Matt McFarland plans to brave the workforce once he graduates next spring. However, it might be a short-lived escape from home if no jobs are waiting for him when he leaves.
“There’s about a 50-50 chance that I’ll come back for graduate school,” said McFarland, a junior in economics.
McFarland isn’t alone. A stormy economy is keeping more Utah students in the state close to the nest.
For all of Utah’s colleges and universities, there was an increase of more than 9,500 students, jumping Spring Semester enrollment by more than 7 percent.
But at the U, the growth was not nearly as substantial. The Utah System of Higher Education announced that 129 more students are enrolled at the U this Spring Semester than the previous year.
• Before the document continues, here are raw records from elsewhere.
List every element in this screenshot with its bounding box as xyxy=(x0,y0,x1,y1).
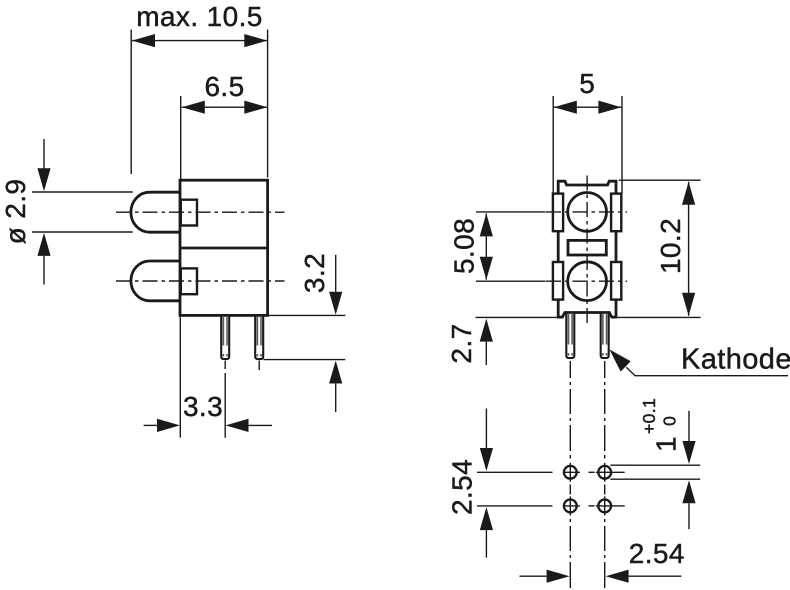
dim 1 arrow line top xyxy=(688,411,690,441)
dim 10.2 arrow down xyxy=(682,293,695,316)
pin2 centerline stub xyxy=(258,361,260,371)
right view pin left xyxy=(566,313,574,358)
svg-text:max. 10.5: max. 10.5 xyxy=(136,1,263,32)
dim 6.5 dimension line xyxy=(182,106,267,108)
Kathode arrowhead xyxy=(609,349,630,371)
LED2 dome xyxy=(131,261,181,301)
dim 2.54L arrow down xyxy=(480,448,493,471)
dim 3.3 arrow pointing left xyxy=(226,419,249,432)
dim 2.9 tangent line bottom xyxy=(32,231,133,233)
hole circle top-right xyxy=(598,466,611,479)
dim 2.54B tail left xyxy=(520,575,547,577)
dim 10.2 arrow up xyxy=(682,182,695,205)
Kathode leader line xyxy=(626,367,788,375)
left tab upper xyxy=(553,194,563,232)
left view pin 2 xyxy=(255,316,263,359)
dim 1 arrow line bottom xyxy=(688,503,690,529)
dim 5.08 arrow down xyxy=(480,257,493,280)
dim 2.9 tangent line top xyxy=(32,191,133,193)
right view vertical centerline xyxy=(586,176,588,325)
right view left edge segment 1 xyxy=(557,231,560,262)
dim 5.08 extension line bottom xyxy=(476,280,546,282)
right view left edge segment 2 xyxy=(557,300,560,318)
LED2 centerline xyxy=(116,280,285,282)
svg-text:2.54: 2.54 xyxy=(447,459,478,515)
LED1 base rectangle xyxy=(181,200,197,226)
dim 2.54B arrow pointing left xyxy=(606,570,629,583)
ground line left segment xyxy=(476,316,558,318)
center slot rectangle xyxy=(568,240,606,255)
dim 10.2 dimension line xyxy=(688,182,690,316)
dim 2.54B arrow pointing right xyxy=(547,570,570,583)
dim 5 arrow left xyxy=(554,101,577,114)
left view body divider line xyxy=(180,247,268,250)
bottom notch xyxy=(562,313,611,318)
dim max 10.5 arrow right xyxy=(244,34,267,47)
dim 3.3 arrow pointing right xyxy=(157,419,180,432)
hole circle top-left xyxy=(564,466,577,479)
left tab lower xyxy=(553,262,563,300)
right view LED2 horizontal centerline xyxy=(546,280,627,282)
svg-text:ø 2.9: ø 2.9 xyxy=(0,179,31,245)
bottom edge segment left xyxy=(557,316,563,319)
dim 3.3 pin1 centerline segment b xyxy=(224,373,226,438)
dim 5 dimension line xyxy=(554,106,622,108)
dim 3.3 tail right xyxy=(249,424,273,426)
dim 10.2 extension line top xyxy=(619,179,701,181)
right view right edge segment 1 xyxy=(615,231,618,262)
dim 3.3 tail left xyxy=(144,424,157,426)
ground line right segment xyxy=(617,316,701,318)
LED circle bottom xyxy=(568,262,607,301)
svg-text:2.7: 2.7 xyxy=(446,323,477,363)
left view pin 1 xyxy=(221,316,229,359)
LED1 centerline xyxy=(116,211,285,213)
svg-text:5.08: 5.08 xyxy=(449,218,480,274)
right tab lower xyxy=(611,262,621,300)
dim 6.5 arrow right xyxy=(244,101,267,114)
dim 2.54L arrow line bottom xyxy=(485,530,487,558)
dim 5 extension line left xyxy=(552,96,554,193)
dim 2.7 arrow up xyxy=(480,319,493,342)
hole circle bottom-right xyxy=(598,500,611,513)
bottom edge segment right xyxy=(611,316,617,319)
dim 2.9 arrow down xyxy=(37,168,50,191)
pin column centerline x=570.3 xyxy=(569,361,571,378)
dim 3.3 extension line left xyxy=(179,317,181,438)
svg-text:3.2: 3.2 xyxy=(299,253,330,293)
right tab upper xyxy=(611,194,621,232)
dim 2.7 arrow line xyxy=(485,342,487,365)
dim 3.2 arrow line bottom xyxy=(335,384,337,412)
dim 6.5 arrow left xyxy=(182,101,205,114)
LED2 base rectangle xyxy=(181,268,197,294)
right view LED1 horizontal centerline xyxy=(546,211,627,213)
dim 2.9 arrow line top xyxy=(43,139,45,169)
dim 5.08 arrow up xyxy=(480,213,493,236)
dim 2.54L arrow up xyxy=(480,507,493,530)
dim 3.2 reference line body bottom xyxy=(269,314,345,316)
hole row line y=505.9 xyxy=(477,505,553,507)
left view body outline xyxy=(180,180,268,315)
dim max 10.5 extension line left xyxy=(130,30,132,174)
svg-text:6.5: 6.5 xyxy=(204,71,244,102)
dim 2.9 arrow line bottom xyxy=(43,256,45,285)
dim 6.5 extension line left xyxy=(180,96,182,179)
dim 3.2 arrow down xyxy=(329,292,342,315)
dim 5.08 extension line top xyxy=(476,211,546,213)
right view top edge with ears xyxy=(558,181,616,194)
dim 3.2 arrow up xyxy=(329,361,342,384)
svg-text:3.3: 3.3 xyxy=(183,391,223,422)
LED1 dome xyxy=(131,192,181,232)
dim 3.2 arrow line top xyxy=(335,255,337,292)
dim 3.3 pin1 centerline segment a xyxy=(224,361,226,370)
right view pin right xyxy=(601,313,609,358)
dim 1 tangent line top xyxy=(610,464,700,466)
dim 5 extension line right xyxy=(621,96,623,193)
dim 1 tangent line bottom xyxy=(610,478,700,480)
right view right edge segment 2 xyxy=(615,300,618,318)
dim max 10.5 arrow left xyxy=(132,34,155,47)
svg-text:Kathode: Kathode xyxy=(681,344,790,376)
dim 5.08 dimension line xyxy=(485,213,487,279)
svg-text:5: 5 xyxy=(579,68,595,99)
dim 5 arrow right xyxy=(598,101,621,114)
dim 2.9 arrow up xyxy=(37,233,50,256)
LED circle top xyxy=(568,193,607,232)
hole row line y=472.3 xyxy=(477,471,553,473)
dim 1 arrow down xyxy=(682,441,695,464)
svg-text:10.2: 10.2 xyxy=(655,218,686,274)
pin column centerline x=604.7 xyxy=(604,361,606,378)
dim 3.2 reference line pin end xyxy=(264,359,346,361)
dim 1 arrow up xyxy=(682,480,695,503)
dim max 10.5 extension line right xyxy=(267,30,269,178)
dim 2.54L arrow line top xyxy=(485,409,487,449)
hole circle bottom-left xyxy=(564,500,577,513)
svg-text:2.54: 2.54 xyxy=(629,538,685,569)
dim 2.54B tail right xyxy=(629,575,682,577)
dim max 10.5 dimension line xyxy=(132,40,267,42)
Except for the College of Eastern Utah, the U had the second smallest growth of the nine institutions included in the report. Paul Brinkman, U vice president for budget and planning, said that the reason the U is so far behind the year’s average growth of 1,000 students for each institution, is because of its selectivity.
“A lot of institutions have open enrollment, so the U doesn’t accept as many as they do,” Brinkman said. Although it’s easy for anyone to enroll in a class or two, as they would at any community college, the U’s degree programs are much more difficult to enter into, he said.
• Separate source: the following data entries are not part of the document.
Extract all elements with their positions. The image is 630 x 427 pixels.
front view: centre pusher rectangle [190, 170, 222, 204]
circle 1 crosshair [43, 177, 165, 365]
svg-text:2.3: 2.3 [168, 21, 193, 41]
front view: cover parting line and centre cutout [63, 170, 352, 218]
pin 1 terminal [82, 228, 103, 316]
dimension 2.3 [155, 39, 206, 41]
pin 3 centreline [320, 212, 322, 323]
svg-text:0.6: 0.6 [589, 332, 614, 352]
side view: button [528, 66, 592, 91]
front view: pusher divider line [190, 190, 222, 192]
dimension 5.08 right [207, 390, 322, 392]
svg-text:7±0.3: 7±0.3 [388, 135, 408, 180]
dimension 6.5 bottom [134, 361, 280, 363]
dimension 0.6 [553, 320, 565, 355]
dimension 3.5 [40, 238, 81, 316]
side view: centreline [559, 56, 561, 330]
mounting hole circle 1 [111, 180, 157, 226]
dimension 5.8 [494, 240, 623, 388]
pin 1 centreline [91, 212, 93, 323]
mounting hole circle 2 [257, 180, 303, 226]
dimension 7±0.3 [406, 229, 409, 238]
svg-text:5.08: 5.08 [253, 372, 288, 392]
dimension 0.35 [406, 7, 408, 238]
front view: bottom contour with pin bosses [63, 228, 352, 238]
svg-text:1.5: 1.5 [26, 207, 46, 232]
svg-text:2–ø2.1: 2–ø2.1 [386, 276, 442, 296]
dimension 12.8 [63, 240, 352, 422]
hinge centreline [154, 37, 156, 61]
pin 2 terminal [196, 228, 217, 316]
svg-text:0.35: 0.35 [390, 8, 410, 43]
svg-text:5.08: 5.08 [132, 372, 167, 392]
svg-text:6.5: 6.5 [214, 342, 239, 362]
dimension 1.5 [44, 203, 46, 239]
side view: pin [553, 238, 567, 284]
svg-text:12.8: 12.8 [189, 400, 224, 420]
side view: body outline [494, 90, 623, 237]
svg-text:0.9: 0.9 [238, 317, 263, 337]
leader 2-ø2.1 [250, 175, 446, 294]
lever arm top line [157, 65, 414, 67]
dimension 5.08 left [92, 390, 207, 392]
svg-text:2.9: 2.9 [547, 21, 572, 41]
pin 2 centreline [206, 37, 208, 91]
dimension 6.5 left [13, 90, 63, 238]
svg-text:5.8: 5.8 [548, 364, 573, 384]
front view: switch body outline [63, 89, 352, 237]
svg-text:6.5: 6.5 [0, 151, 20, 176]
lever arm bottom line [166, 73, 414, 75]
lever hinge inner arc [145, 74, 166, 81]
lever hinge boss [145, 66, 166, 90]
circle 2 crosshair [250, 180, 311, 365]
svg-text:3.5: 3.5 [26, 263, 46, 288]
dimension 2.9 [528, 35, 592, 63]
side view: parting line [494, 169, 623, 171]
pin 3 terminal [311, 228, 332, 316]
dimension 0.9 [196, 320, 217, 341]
Although some students, such as freshman dance major Daniel Mont-Eton, want to brave the job market and never look back, more students are considering graduate programs to prolong the education process as well as improve their résumé amid tightening competition.
According to a Michigan State University study, jobs available to college students and recent graduates are down 8 percent from last year.
“When job opportunities lessen, people return to college for more education or training,” said William Sederburg, state commissioner of higher education. For instance, Zach Franzoni, a freshman in architecture, is planning to be at the U until at least 2014 to earn a doctorate degree.
If a loss of jobs wasn’t enough, the economy is crippling students’ abilities to pay for college means they have to devote more time to part-time jobs or alternative schooling. Sarah
Young, a sophomore in theater arts, said she can’t take as many classes as she’d like because of her hours working at the Marriott Library computer lab. The part-time job helps pay for her increasingly expensive education, a burden she chose to lessen by first attending Salt Lake Community College.
“I earned my generals there because it was cheaper,” she said.
The community college saw the greatest hike in enrollment in 2009, with 2,580 more students than last year’s Spring Semester.
SLCC’s enormous growth is more of the rule this year, leaving the U’s comparatively measly numbers the exception. Administrators hope that the increasingly sustained enrollment expresses higher education’s needs to the Utah Legislature. The strain of servicing more and more students in light of the impending budget cuts puts a lot of pressure on every university, Sederburg said.
Relief isn’t around the corner, either. Sederburg said in a statement that he expects the numbers to keep growing next year. Such growth might pose a dangerous catch-22 for prospective students. As more students stick around and retain their place in class, it means there will be fewer available seats for new students.